Wymierające zawody to zjawisko nie nowe – w czasie rewolucji przemysłowej, wielu rzemieślników i robotników straciło pracę, okazało się bowiem, iż lepiej i wydajniej robią to za nich maszyny. Telegraf zabił kurierów, telefon telegrafistów. Coraz trudniej dziś o prawdziwego rzemieślnika – coraz mniej jest szewców, krawcowych, kaletników, zegarmistrzów, a nawet stolarzy. Nie są potrzebni w czasach, kiedy naprawa zegarka kosztuje więcej czasu niż jego wyrzucenie. Nie warto naprawiać rozdartych spódnic, wartych mniej niż obiad dla jednej osoby w przeciętnej restauracji.
Coraz dłuższa lista zawodów zagrożonych wymarciem pisana jest nie tylko ręką postępu technologicznego, ale także przez zerowe a nawet ujemne stopy procentowe w krajach rozwiniętych. Dostępny prawie za darmo kapitał sprawia, iż nawet najdroższa technologia warta jest wdrożenia – w końcu pozwoli zaoszczędzić na kosztach pracy. Właściciele fabryk otrzymują więc wsparcie banku centralnego w postaci taniego kredytu, dzięki czemu stać go na zamianę połowy personelu na maszyny oraz roboty.

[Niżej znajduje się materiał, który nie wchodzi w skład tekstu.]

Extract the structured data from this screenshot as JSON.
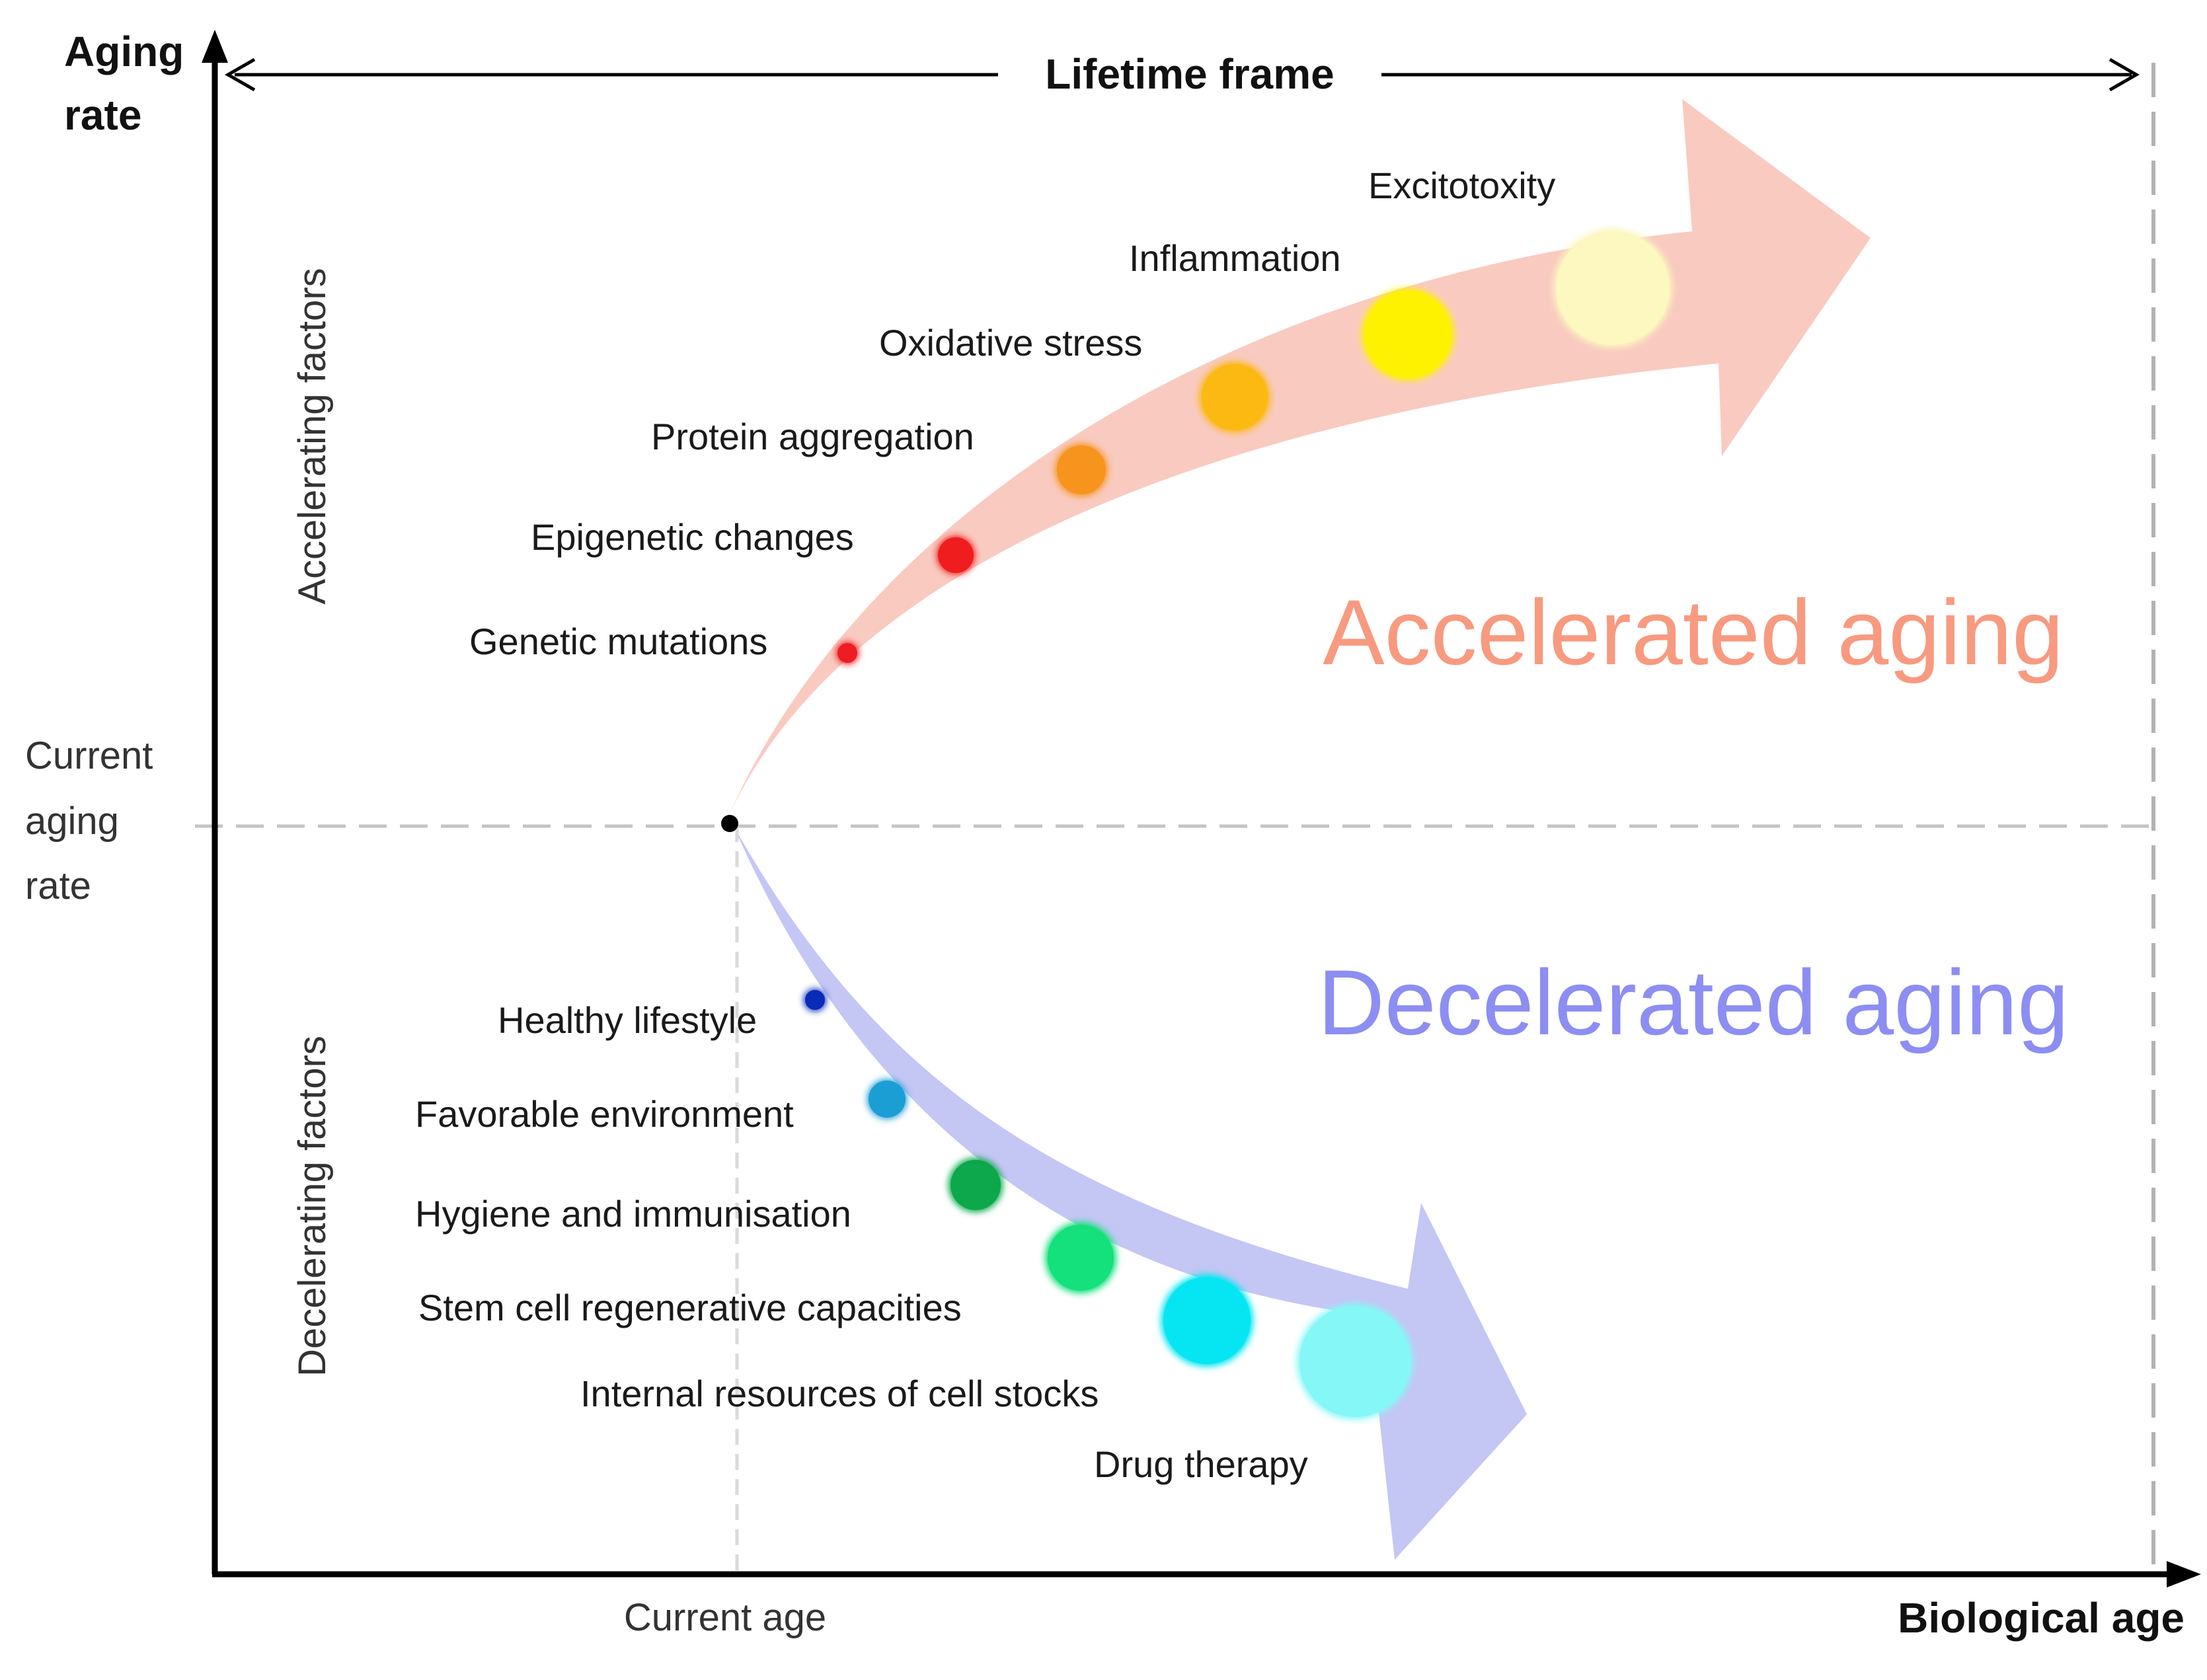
{
  "axes": {
    "y_title_line1": "Aging",
    "y_title_line2": "rate",
    "x_title": "Biological age",
    "frame_label": "Lifetime frame",
    "current_rate_line1": "Current",
    "current_rate_line2": "aging",
    "current_rate_line3": "rate",
    "current_age": "Current age"
  },
  "groups": {
    "accelerating": {
      "label": "Accelerating factors",
      "color": "#e8383a"
    },
    "decelerating": {
      "label": "Decelerating factors",
      "color": "#16c8dc"
    }
  },
  "outcomes": {
    "accelerated": {
      "label": "Accelerated aging",
      "color": "#f79a80"
    },
    "decelerated": {
      "label": "Decelerated aging",
      "color": "#8c8ef2"
    }
  },
  "arrow_colors": {
    "upper": "#f8c1b5",
    "lower": "#babcf2"
  },
  "accelerating_factors": [
    {
      "label": "Genetic mutations",
      "color": "#ee1c24"
    },
    {
      "label": "Epigenetic changes",
      "color": "#ef1d1d"
    },
    {
      "label": "Protein aggregation",
      "color": "#f7941d"
    },
    {
      "label": "Oxidative stress",
      "color": "#fcb912"
    },
    {
      "label": "Inflammation",
      "color": "#fff200"
    },
    {
      "label": "Excitotoxity",
      "color": "#fdf7c0"
    }
  ],
  "decelerating_factors": [
    {
      "label": "Healthy lifestyle",
      "color": "#0a2ab8"
    },
    {
      "label": "Favorable environment",
      "color": "#1b9ed3"
    },
    {
      "label": "Hygiene and immunisation",
      "color": "#0ca84b"
    },
    {
      "label": "Stem cell regenerative capacities",
      "color": "#14e07c"
    },
    {
      "label": "Internal resources of cell stocks",
      "color": "#06e6f2"
    },
    {
      "label": "Drug therapy",
      "color": "#86f7f7"
    }
  ]
}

Krajem, w którym zmiany w profilu zawodów obserwować można od dziesięcioleci są Stany Zjednoczone. W połowie XIX wieku połowa mieszkańców USA pracowała w rolnictwie, w roku 2013, dziś jest ich nieco ponad milion. Choć żywności natomiast przybywa. Rynek pracy skurczył się także dla pracowników przemysłowych – w ciągu drugiej połowy XX w z 11% ich liczba spadła do 4%.
Czy jednak postęp technologiczny kojarzyć powinien się tylko z masowym wymieraniem zawodów, wzrostem bezrobocia wśród dużych grup społecznych? Nie, nie i jeszcze raz nie! Zmiany społeczno-gospodarcze oraz rewolucja technologiczna bowiem tworzą więcej miejsc pracy niż zabierają. Jak wskazują dane, więcej osób pozwolić może sobie na wybór pracy w wolnych zawodach – w ciągu ostatniego półwiecza odsetek muzyków, aktorów oraz wszelkiej maści artystów wzrósł niemal trzykrotnie. Więcej jest także kucharzy, piekarzy i cukierników. Co ciekawe, wzrasta, a nie maleje także liczba kasjerów, choć i oni pewnie wkrótce eliminowani będą przez automaty. Dzięki nowoczesnym technologiom powstały setki, jeśli nie tysiące profesji, o których nie śnili filozofowie sto, czy choćby pięćdziesiąt lat temu.
Spać więc możemy spokojnie – choć coraz więcej wokół nas maszyn i robotów, coraz więcej też ludzi, którzy muszą nimi operować, konserwować, budować, programować oraz wymyślać. Wyjście jest tylko jedno – nieustająca, niekończąca się nauka. Nauka przez całe życie.